Over the past four decades the unions have become completely corporatised. These organisations in no way represent the interests of the working class, they have become transformed into the political and industrial policemen of the bosses.
The Postal Workers Rank-and-File Committee (PWRFC) demands that all workers must be informed immediately when cases are detected at their workplace. If an outbreak is reported, all workers at the facility must be tested and allowed to self-isolate at home—with no loss of pay—until tests show a negative result.
Once test results are in, and the entire workplace has been deep cleaned, the facility must only be reopened based on an informed, scientific and democratic appraisal by workers that it is safe to do so.
Pre-emptive COVID-19 testing must be made available at all AP sites for all workers.

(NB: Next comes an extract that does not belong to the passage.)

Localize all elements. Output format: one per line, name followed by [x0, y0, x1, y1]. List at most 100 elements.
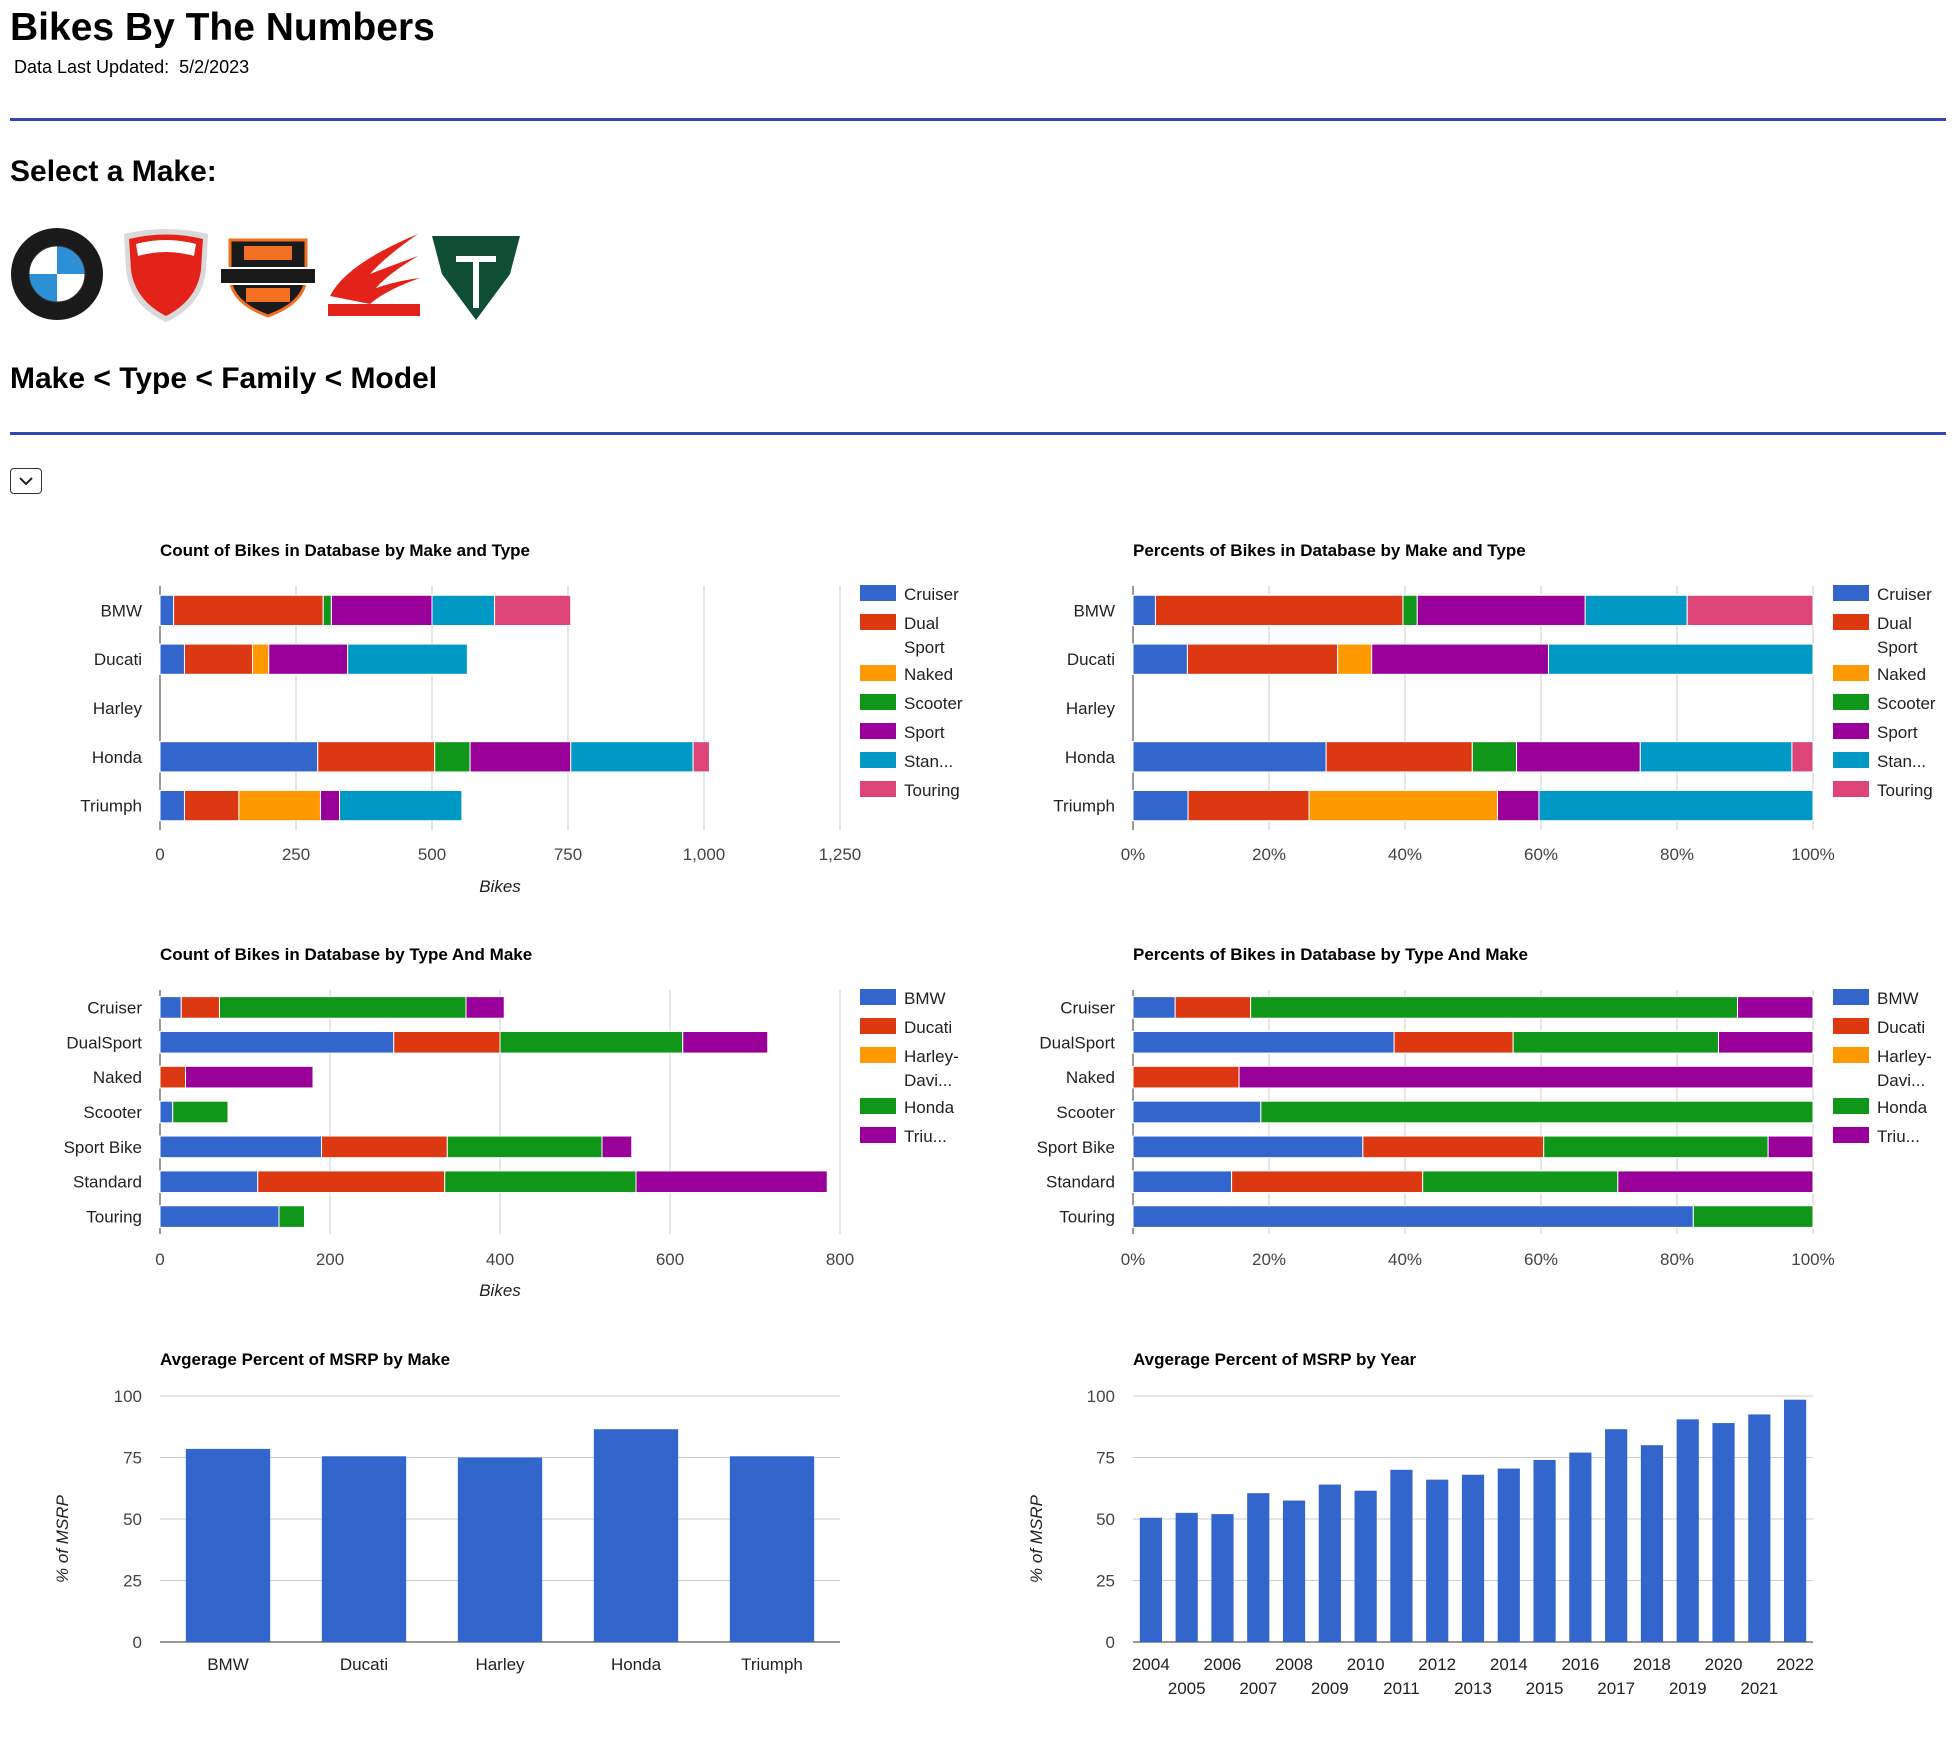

Any workers who return a positive result or are deemed close contacts must self-isolate and be given all the necessary material and medical support to ensure a full recovery.
Vaccinations must immediately be made available to all AP workers, on company time and with no loss of income or sick leave if time is needed to recover from any side effects. No AP worker should be forced to work without having received at least one vaccine shot. Postal workers must be issued with medical-grade personal protection equipment while in depots and doing deliveries.
The interests of workers must come before the profits of AP and the complete subordination of workers’ health and safety by the unions to the corporate interests of management.
The PWRFC urges workers at Seven Hills and other AP facilities not to entrust their fate to management and the union any longer. Instead, postal workers should contact the PWRFC today.
Postal workers must unite throughout all facilities and workplaces to stop the spread of this deadly virus. The CEPU, along with all the unions, have made clear that they will not do this and are instead concerned with maintaining production and keeping workers on the job even if it directly impacts their health and safety.